Attachments Abroad II - Part 2 Chapter 3 - The Practice of International Litigation - 2nd Edition
Lawrence W. Newman has been a partner in the New York office of Baker & McKenzie since 1971, when, together with the late Professor Henry deVries, he founded the litigation department in that office. He is the author/editor of 4 works on international litigation/arbitration.
Michael Burrows, Formerly, Of Counsel, Baker & McKenzie, New York.

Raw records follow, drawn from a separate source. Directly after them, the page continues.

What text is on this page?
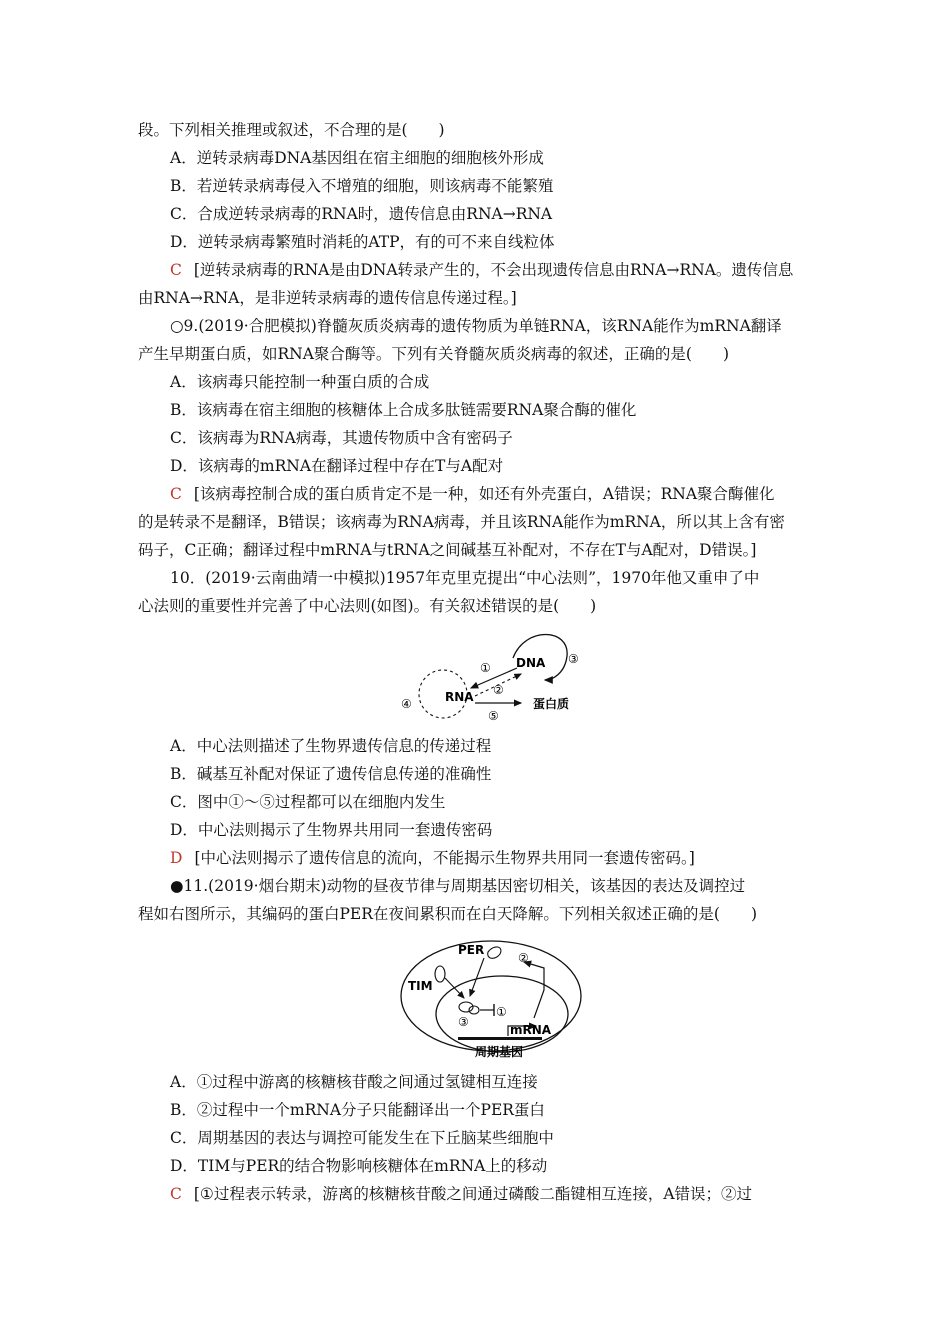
段。下列相关推理或叙述，不合理的是(　　)
A．逆转录病毒DNA基因组在宿主细胞的细胞核外形成
B．若逆转录病毒侵入不增殖的细胞，则该病毒不能繁殖
C．合成逆转录病毒的RNA时，遗传信息由RNA→RNA
D．逆转录病毒繁殖时消耗的ATP，有的可不来自线粒体
C [逆转录病毒的RNA是由DNA转录产生的，不会出现遗传信息由RNA→RNA。遗传信息
由RNA→RNA，是非逆转录病毒的遗传信息传递过程。]
○9.(2019·合肥模拟)脊髓灰质炎病毒的遗传物质为单链RNA，该RNA能作为mRNA翻译
产生早期蛋白质，如RNA聚合酶等。下列有关脊髓灰质炎病毒的叙述，正确的是(　　)
A．该病毒只能控制一种蛋白质的合成
B．该病毒在宿主细胞的核糖体上合成多肽链需要RNA聚合酶的催化
C．该病毒为RNA病毒，其遗传物质中含有密码子
D．该病毒的mRNA在翻译过程中存在T与A配对
C [该病毒控制合成的蛋白质肯定不是一种，如还有外壳蛋白，A错误；RNA聚合酶催化
的是转录不是翻译，B错误；该病毒为RNA病毒，并且该RNA能作为mRNA，所以其上含有密
码子，C正确；翻译过程中mRNA与tRNA之间碱基互补配对，不存在T与A配对，D错误。]
10．(2019·云南曲靖一中模拟)1957年克里克提出“中心法则”，1970年他又重申了中
心法则的重要性并完善了中心法则(如图)。有关叙述错误的是(　　)
DNA
RNA	蛋白质
①
②
③
④
⑤
A．中心法则描述了生物界遗传信息的传递过程
B．碱基互补配对保证了遗传信息传递的准确性
C．图中①～⑤过程都可以在细胞内发生
D．中心法则揭示了生物界共用同一套遗传密码
D [中心法则揭示了遗传信息的流向，不能揭示生物界共用同一套遗传密码。]
●11.(2019·烟台期末)动物的昼夜节律与周期基因密切相关，该基因的表达及调控过
程如右图所示，其编码的蛋白PER在夜间累积而在白天降解。下列相关叙述正确的是(　　)
PER
TIM
mRNA
周期基因
①
②
③
A．①过程中游离的核糖核苷酸之间通过氢键相互连接
B．②过程中一个mRNA分子只能翻译出一个PER蛋白
C．周期基因的表达与调控可能发生在下丘脑某些细胞中
D．TIM与PER的结合物影响核糖体在mRNA上的移动
C [①过程表示转录，游离的核糖核苷酸之间通过磷酸二酯键相互连接，A错误；②过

This chapter is the second part of a two-part discussion which begins with the preceding chapter. In the first part, we dealt with the bases for obtaining prejudgment attachment in countries outside the United States, including the showing required of plaintiffs and the sometimes heavy burden of security imposed by the court of many jurisdictions. This chapter considers certain aspects of the consequences of obtaining an attachment outside the United States, in particular, obtaining information from garnishees about assets attached, priorities among competing creditors and the bases on which attachment may be vacated.

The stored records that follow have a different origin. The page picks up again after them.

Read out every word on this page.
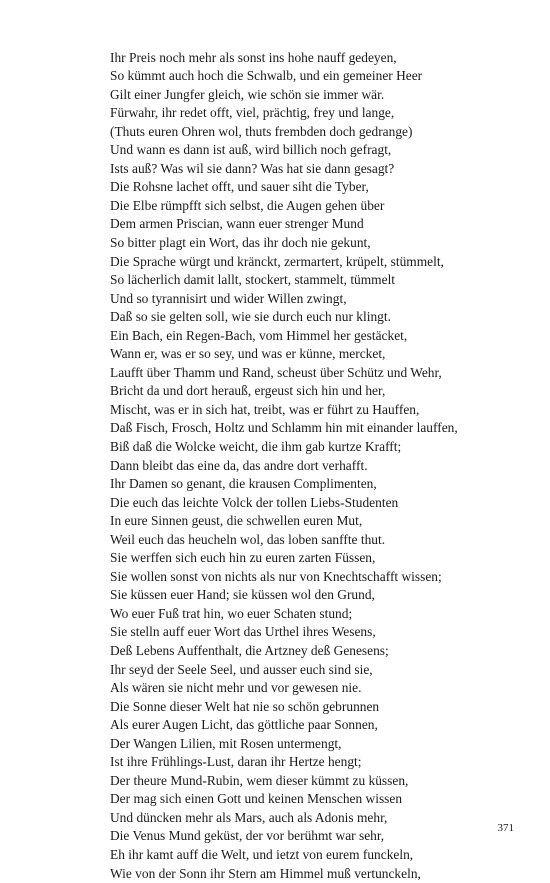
Ihr Preis noch mehr als sonst ins hohe nauff gedeyen,
So kümmt auch hoch die Schwalb, und ein gemeiner Heer
Gilt einer Jungfer gleich, wie schön sie immer wär.
Fürwahr, ihr redet offt, viel, prächtig, frey und lange,
(Thuts euren Ohren wol, thuts frembden doch gedrange)
Und wann es dann ist auß, wird billich noch gefragt,
Ists auß? Was wil sie dann? Was hat sie dann gesagt?
Die Rohsne lachet offt, und sauer siht die Tyber,
Die Elbe rümpfft sich selbst, die Augen gehen über
Dem armen Priscian, wann euer strenger Mund
So bitter plagt ein Wort, das ihr doch nie gekunt,
Die Sprache würgt und kränckt, zermartert, krüpelt, stümmelt,
So lächerlich damit lallt, stockert, stammelt, tümmelt
Und so tyrannisirt und wider Willen zwingt,
Daß so sie gelten soll, wie sie durch euch nur klingt.
Ein Bach, ein Regen-Bach, vom Himmel her gestäcket,
Wann er, was er so sey, und was er künne, mercket,
Laufft über Thamm und Rand, scheust über Schütz und Wehr,
Bricht da und dort herauß, ergeust sich hin und her,
Mischt, was er in sich hat, treibt, was er führt zu Hauffen,
Daß Fisch, Frosch, Holtz und Schlamm hin mit einander lauffen,
Biß daß die Wolcke weicht, die ihm gab kurtze Krafft;
Dann bleibt das eine da, das andre dort verhafft.
Ihr Damen so genant, die krausen Complimenten,
Die euch das leichte Volck der tollen Liebs-Studenten
In eure Sinnen geust, die schwellen euren Mut,
Weil euch das heucheln wol, das loben sanffte thut.
Sie werffen sich euch hin zu euren zarten Füssen,
Sie wollen sonst von nichts als nur von Knechtschafft wissen;
Sie küssen euer Hand; sie küssen wol den Grund,
Wo euer Fuß trat hin, wo euer Schaten stund;
Sie stelln auff euer Wort das Urthel ihres Wesens,
Deß Lebens Auffenthalt, die Artzney deß Genesens;
Ihr seyd der Seele Seel, und ausser euch sind sie,
Als wären sie nicht mehr und vor gewesen nie.
Die Sonne dieser Welt hat nie so schön gebrunnen
Als eurer Augen Licht, das göttliche paar Sonnen,
Der Wangen Lilien, mit Rosen untermengt,
Ist ihre Frühlings-Lust, daran ihr Hertze hengt;
Der theure Mund-Rubin, wem dieser kümmt zu küssen,
Der mag sich einen Gott und keinen Menschen wissen
Und düncken mehr als Mars, auch als Adonis mehr,
Die Venus Mund geküst, der vor berühmt war sehr,
Eh ihr kamt auff die Welt, und ietzt von eurem funckeln,
Wie von der Sonn ihr Stern am Himmel muß vertunckeln,
371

The extent to which an attachment may be worth the time and expense required depends, in significant part, on what the attaching plaintiff obtains as a result of the attachment. If a plaintiff is able to obtain a lien that is superior to the rights asserted by creditors who may come later, he will be willing to expend more effort than he would if the best he can obtain is a right that is subject to later defeasance by other claimants against the same assets.
In New York, once an order of attachment is served, the garnishee, frequently a bank, is obliged to report what assets are affected by the order. This information is made available to the plaintiff, who may also, when there are numerous creditors seeking security, obtain information as to where his attachment stands in relation to attachments and other liens obtained by others, including the amounts of those other liens.

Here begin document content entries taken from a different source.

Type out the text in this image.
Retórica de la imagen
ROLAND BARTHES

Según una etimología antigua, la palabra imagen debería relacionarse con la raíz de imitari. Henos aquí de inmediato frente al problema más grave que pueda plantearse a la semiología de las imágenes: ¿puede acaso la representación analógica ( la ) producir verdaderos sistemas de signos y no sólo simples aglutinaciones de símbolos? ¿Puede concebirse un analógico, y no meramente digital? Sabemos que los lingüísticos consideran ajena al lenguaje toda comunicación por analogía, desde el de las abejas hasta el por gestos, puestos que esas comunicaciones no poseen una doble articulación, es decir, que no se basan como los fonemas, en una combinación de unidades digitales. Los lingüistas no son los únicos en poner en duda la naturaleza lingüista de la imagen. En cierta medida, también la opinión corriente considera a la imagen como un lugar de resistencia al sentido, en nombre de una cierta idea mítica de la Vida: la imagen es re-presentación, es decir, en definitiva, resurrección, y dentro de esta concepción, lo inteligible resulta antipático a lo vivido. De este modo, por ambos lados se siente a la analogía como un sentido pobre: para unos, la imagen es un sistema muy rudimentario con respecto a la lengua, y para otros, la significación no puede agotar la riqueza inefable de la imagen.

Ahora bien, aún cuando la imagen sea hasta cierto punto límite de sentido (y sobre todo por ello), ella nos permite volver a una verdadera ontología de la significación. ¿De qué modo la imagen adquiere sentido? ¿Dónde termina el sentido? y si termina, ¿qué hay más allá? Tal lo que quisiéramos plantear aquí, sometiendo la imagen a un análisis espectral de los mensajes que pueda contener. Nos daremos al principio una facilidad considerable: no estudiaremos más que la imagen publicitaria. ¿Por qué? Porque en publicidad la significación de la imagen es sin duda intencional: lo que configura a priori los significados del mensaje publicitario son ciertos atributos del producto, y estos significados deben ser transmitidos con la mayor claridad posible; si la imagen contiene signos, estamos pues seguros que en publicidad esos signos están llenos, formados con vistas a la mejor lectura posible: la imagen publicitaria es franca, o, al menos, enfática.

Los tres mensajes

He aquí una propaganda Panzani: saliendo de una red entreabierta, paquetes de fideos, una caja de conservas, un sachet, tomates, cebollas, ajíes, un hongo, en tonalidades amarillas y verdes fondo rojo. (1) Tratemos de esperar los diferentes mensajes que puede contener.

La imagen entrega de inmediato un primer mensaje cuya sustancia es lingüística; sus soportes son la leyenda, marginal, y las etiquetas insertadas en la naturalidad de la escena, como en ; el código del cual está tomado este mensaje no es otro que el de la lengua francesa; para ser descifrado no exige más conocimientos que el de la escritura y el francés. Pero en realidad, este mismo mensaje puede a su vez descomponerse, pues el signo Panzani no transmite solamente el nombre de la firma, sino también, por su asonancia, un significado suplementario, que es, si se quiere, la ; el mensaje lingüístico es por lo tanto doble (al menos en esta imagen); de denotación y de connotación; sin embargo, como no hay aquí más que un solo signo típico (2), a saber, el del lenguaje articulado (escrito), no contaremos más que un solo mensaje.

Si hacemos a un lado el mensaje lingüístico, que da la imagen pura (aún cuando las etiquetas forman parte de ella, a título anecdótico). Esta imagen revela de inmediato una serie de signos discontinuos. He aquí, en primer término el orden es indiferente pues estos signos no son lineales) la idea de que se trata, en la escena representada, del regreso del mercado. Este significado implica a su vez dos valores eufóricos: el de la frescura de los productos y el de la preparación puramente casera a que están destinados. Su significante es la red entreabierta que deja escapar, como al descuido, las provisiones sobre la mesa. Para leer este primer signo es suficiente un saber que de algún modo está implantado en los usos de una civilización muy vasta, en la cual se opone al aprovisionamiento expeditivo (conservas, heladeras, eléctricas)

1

The plaintiff is in quite a different position in many jurisdictions outside the United States. In Switzerland, for example, banks—the most likely garnishees—generally refuse to reveal what, if anything, was attached. The banks have taken a position that their obligation of confidentiality regarding bank accounts would be too easily breached if they made disclosure to everyone who obtains an attachment. A bank that has its own claim against the attached assets must, however, make disclosure to the bankruptcy office or risk losing its right against the assets. In Geneva, many banks often telephone the plaintiff or his lawyer to pass on information regarding any assets attached. The practice in Luxembourg, another haven of bank secrecy, is similar; plaintiffs' counsel may find out from the banks only informally if they have succeeded in attaching anything of value. Under the law in the Netherlands, the plaintiff only finds out what he has attached at the completion of the hearing on the merits, when he is about to enforce his judgment against what he has attached. What apparently is a problem of proceeding in the dark without knowing whether there are assets against which a judgment is enforceable may, in Dutch practice, be alleviated with the assistance of skilled counsel, through informal disclosures of information.
In other countries, disclosure is obtained by the parties directly or through the courts. Thus, in Belgium and Germany, the garnishee must provide to the plaintiff, within two weeks of service of the attachment order, information concerning the nature of the assets attached and other attachments against the same property. In such countries as Brazil, France, Italy, Japan, Korea and the Philippines, disclosure is made to the court or a court official, either on application by the plaintiff, or as a matter of course. The information so provided is ordinarily available to the plaintiff.